Es posible

Es posible saber que fuera el sol sigue saliendo cuando dentro solo hay oscuridad. Lo malo de estas cosas es que cuando la oscuridad se apodera de ti, por mucha luz que haya en tu vida, hay una fuerza que se la traga, como si tu cuerpo se hubiera convertido en una dimensión de antimateria. Eso es lo verdaderamente oscuro. Afortunadamente sabes por experiencia que la oscuridad se acaba disipando, pero tal vez para entonces ya haya penetrado en otros como la peste y quizá en ellos se quede para siempre.

Por ti no escribo

Por ti no escribo. Por ti no relato nuestra historia porque es mía, porque pensarla duele y duele porque lo que fuera aquello, ya no es.

No escribo por ti, sino para ti. A ti te envío esta carta:

Apenas te conozco, aunque llegué a pensar que te conocía. Me hiciste sentir una conexión como nadie lo había hecho y por ello te doy las gracias. Ya no estás, no sé si te fuiste para siempre o si queda algo de aquella persona en ti. No conozco tus motivos y menos los comprendo, pero creo que tienes miedo y que ese miedo te acabará consumiendo, por eso te escribo. Yo ya no acudiré más a una cáscara vacía donde algún día estuviste, te escribo porque fue increíble conocer a esa persona. Quiero contarte lo maravilloso que es dejarse llevar, fluir y sentir hasta donde puedas alcanzar. Quiero que sepas que la vida es corta y que son esos instantes los que hacen que merezca la pena vivirla. Quiero decirte que hay trenes que solo pasan una vez en la vida, aunque por suerte cada cierto tiempo pasa un tren nuevo, con un destino diferente y una oportunidad para subir y quiero animarte a que te subas. Me gustaría pedirte que la próxima vez que pase un tren y escuches el toque largo de su silbato, no lo pienses, abandona tus maletas y sube sin mirar atrás. 

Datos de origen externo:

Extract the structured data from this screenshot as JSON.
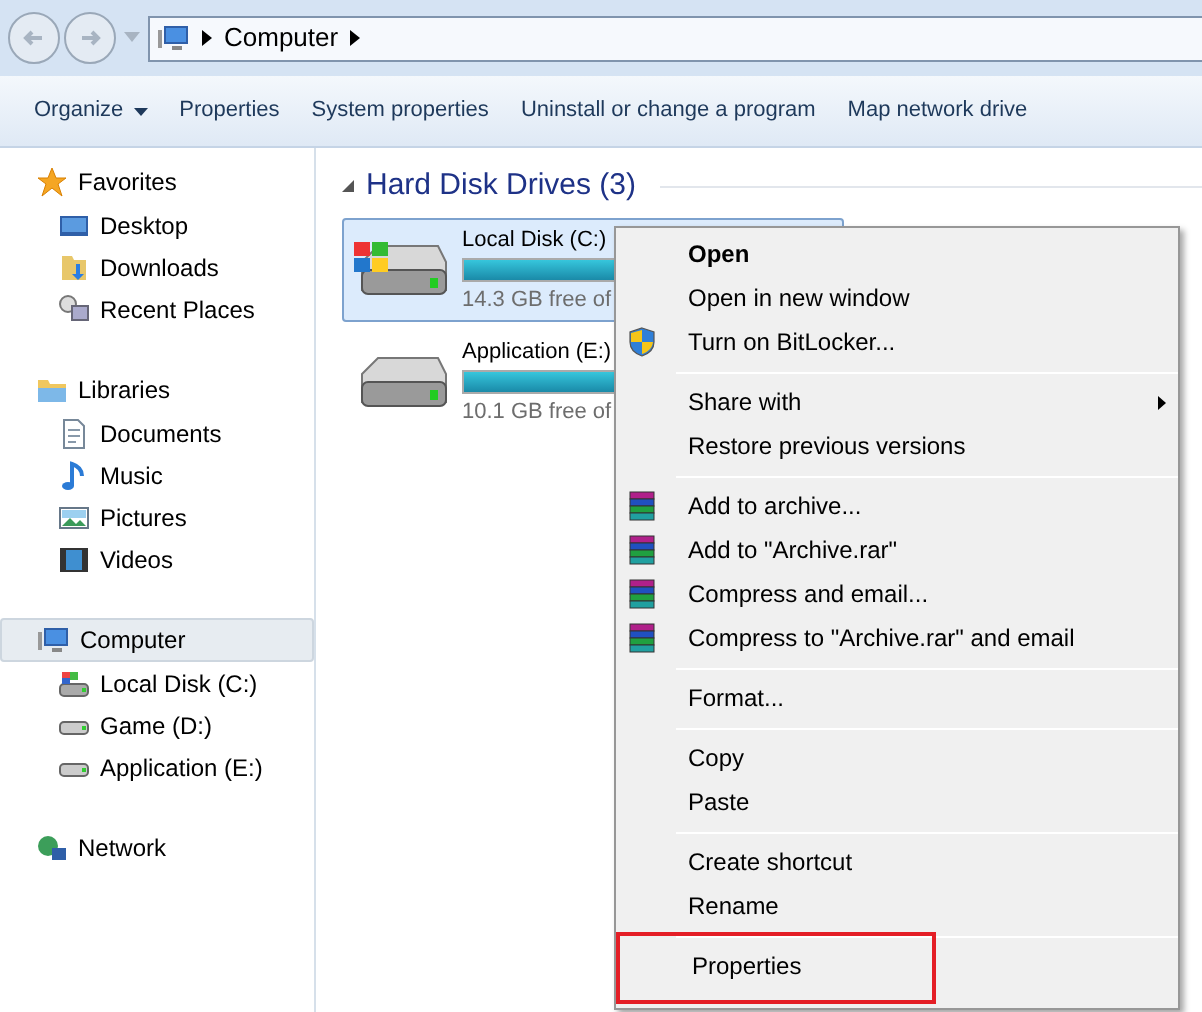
{
  "address_bar": {
    "crumbs": [
      "Computer"
    ]
  },
  "toolbar": [
    {
      "label": "Organize",
      "dropdown": true
    },
    {
      "label": "Properties",
      "dropdown": false
    },
    {
      "label": "System properties",
      "dropdown": false
    },
    {
      "label": "Uninstall or change a program",
      "dropdown": false
    },
    {
      "label": "Map network drive",
      "dropdown": false
    }
  ],
  "sidebar": [
    {
      "label": "Favorites",
      "kind": "star",
      "selected": false,
      "children": [
        {
          "label": "Desktop",
          "kind": "desktop",
          "selected": false
        },
        {
          "label": "Downloads",
          "kind": "downloads",
          "selected": false
        },
        {
          "label": "Recent Places",
          "kind": "recent",
          "selected": false
        }
      ]
    },
    {
      "label": "Libraries",
      "kind": "folder",
      "selected": false,
      "children": [
        {
          "label": "Documents",
          "kind": "document",
          "selected": false
        },
        {
          "label": "Music",
          "kind": "music",
          "selected": false
        },
        {
          "label": "Pictures",
          "kind": "pictures",
          "selected": false
        },
        {
          "label": "Videos",
          "kind": "videos",
          "selected": false
        }
      ]
    },
    {
      "label": "Computer",
      "kind": "computer",
      "selected": true,
      "children": [
        {
          "label": "Local Disk (C:)",
          "kind": "system-disk",
          "selected": false
        },
        {
          "label": "Game (D:)",
          "kind": "disk",
          "selected": false
        },
        {
          "label": "Application (E:)",
          "kind": "disk",
          "selected": false
        }
      ]
    },
    {
      "label": "Network",
      "kind": "network",
      "selected": false
    }
  ],
  "content": {
    "group_title": "Hard Disk Drives (3)",
    "drives": [
      {
        "name": "Local Disk (C:)",
        "free": "14.3 GB free of",
        "level": 0.8,
        "selected": true,
        "kind": "system-disk"
      },
      {
        "name": "Application (E:)",
        "free": "10.1 GB free of",
        "level": 0.7,
        "selected": false,
        "kind": "disk"
      }
    ]
  },
  "context_menu": {
    "sections": [
      [
        {
          "label": "Open",
          "kind": "default",
          "boxed": false
        },
        {
          "label": "Open in new window",
          "kind": "plain",
          "boxed": false
        },
        {
          "label": "Turn on BitLocker...",
          "kind": "shield",
          "boxed": false
        }
      ],
      [
        {
          "label": "Share with",
          "kind": "submenu",
          "boxed": false
        },
        {
          "label": "Restore previous versions",
          "kind": "plain",
          "boxed": false
        }
      ],
      [
        {
          "label": "Add to archive...",
          "kind": "archive",
          "boxed": false
        },
        {
          "label": "Add to \"Archive.rar\"",
          "kind": "archive",
          "boxed": false
        },
        {
          "label": "Compress and email...",
          "kind": "archive",
          "boxed": false
        },
        {
          "label": "Compress to \"Archive.rar\" and email",
          "kind": "archive",
          "boxed": false
        }
      ],
      [
        {
          "label": "Format...",
          "kind": "plain",
          "boxed": false
        }
      ],
      [
        {
          "label": "Copy",
          "kind": "plain",
          "boxed": false
        },
        {
          "label": "Paste",
          "kind": "plain",
          "boxed": false
        }
      ],
      [
        {
          "label": "Create shortcut",
          "kind": "plain",
          "boxed": false
        },
        {
          "label": "Rename",
          "kind": "plain",
          "boxed": false
        }
      ],
      [
        {
          "label": "Properties",
          "kind": "plain",
          "boxed": true
        }
      ]
    ]
  }
}
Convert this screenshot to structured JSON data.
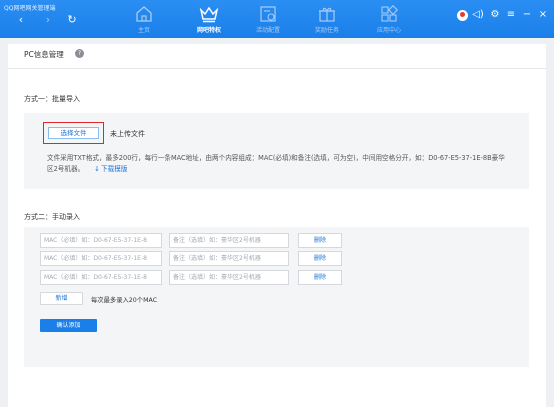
{
  "app": {
    "title": "QQ网吧网关管理端"
  },
  "nav": {
    "back": "‹",
    "forward": "›",
    "refresh": "↻"
  },
  "tabs": [
    {
      "label": "主页",
      "icon": "home-icon"
    },
    {
      "label": "网吧特权",
      "icon": "crown-icon",
      "active": true
    },
    {
      "label": "活动配置",
      "icon": "activity-config-icon"
    },
    {
      "label": "奖励任务",
      "icon": "gift-icon"
    },
    {
      "label": "应用中心",
      "icon": "app-grid-icon"
    }
  ],
  "system": {
    "speaker": "◁)",
    "settings": "⚙",
    "menu": "≡",
    "minimize": "−",
    "close": "×"
  },
  "page": {
    "title": "PC信息管理",
    "help": "?"
  },
  "method1": {
    "title": "方式一：批量导入",
    "choose_file": "选择文件",
    "no_file": "未上传文件",
    "description": "文件采用TXT格式，最多200行，每行一条MAC地址，由两个内容组成：MAC(必填)和备注(选填，可为空)，中间用空格分开，如：D0-67-E5-37-1E-8B豪华区2号机器。",
    "download_icon": "↓",
    "download_label": "下载模版"
  },
  "method2": {
    "title": "方式二：手动录入",
    "mac_placeholder": "MAC（必填）如：D0-67-E5-37-1E-8",
    "note_placeholder": "备注（选填）如：豪华区2号机器",
    "delete_label": "删除",
    "add_label": "新增",
    "max_tip": "每次最多录入20个MAC",
    "confirm_label": "确认添加"
  },
  "colors": {
    "topbar": "#1a7fe8",
    "accent": "#1b73d6",
    "highlight_border": "#e0262d"
  }
}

Yo ya me marcho, mi tren ya partió y voy con retraso en mi viaje, pero antes quiero decirte que espero que encuentres trenes que te hagan llegar muy lejos, más allá de las fronteras que ahora conoces y, quién sabe si en algún punto de nuestro camino, nuestros trenes vuelvan a encontrarse en alguna estación. 

Buen viaje, S.W.

Sólo una cosa en el mundo me hacía sentir como tú cuando te miraba: las estrellas. La inmensidad del universo ante mis ojos y yo tan pequeña. Aquel deseo irrefrenable de comprender, de poseer, de congelar aquel instante en el tiempo y hacer de ese momento un segundo eterno. Las mariposas agitadas en mi estómago vacío. Eras tú, el cielo de una noche de verano.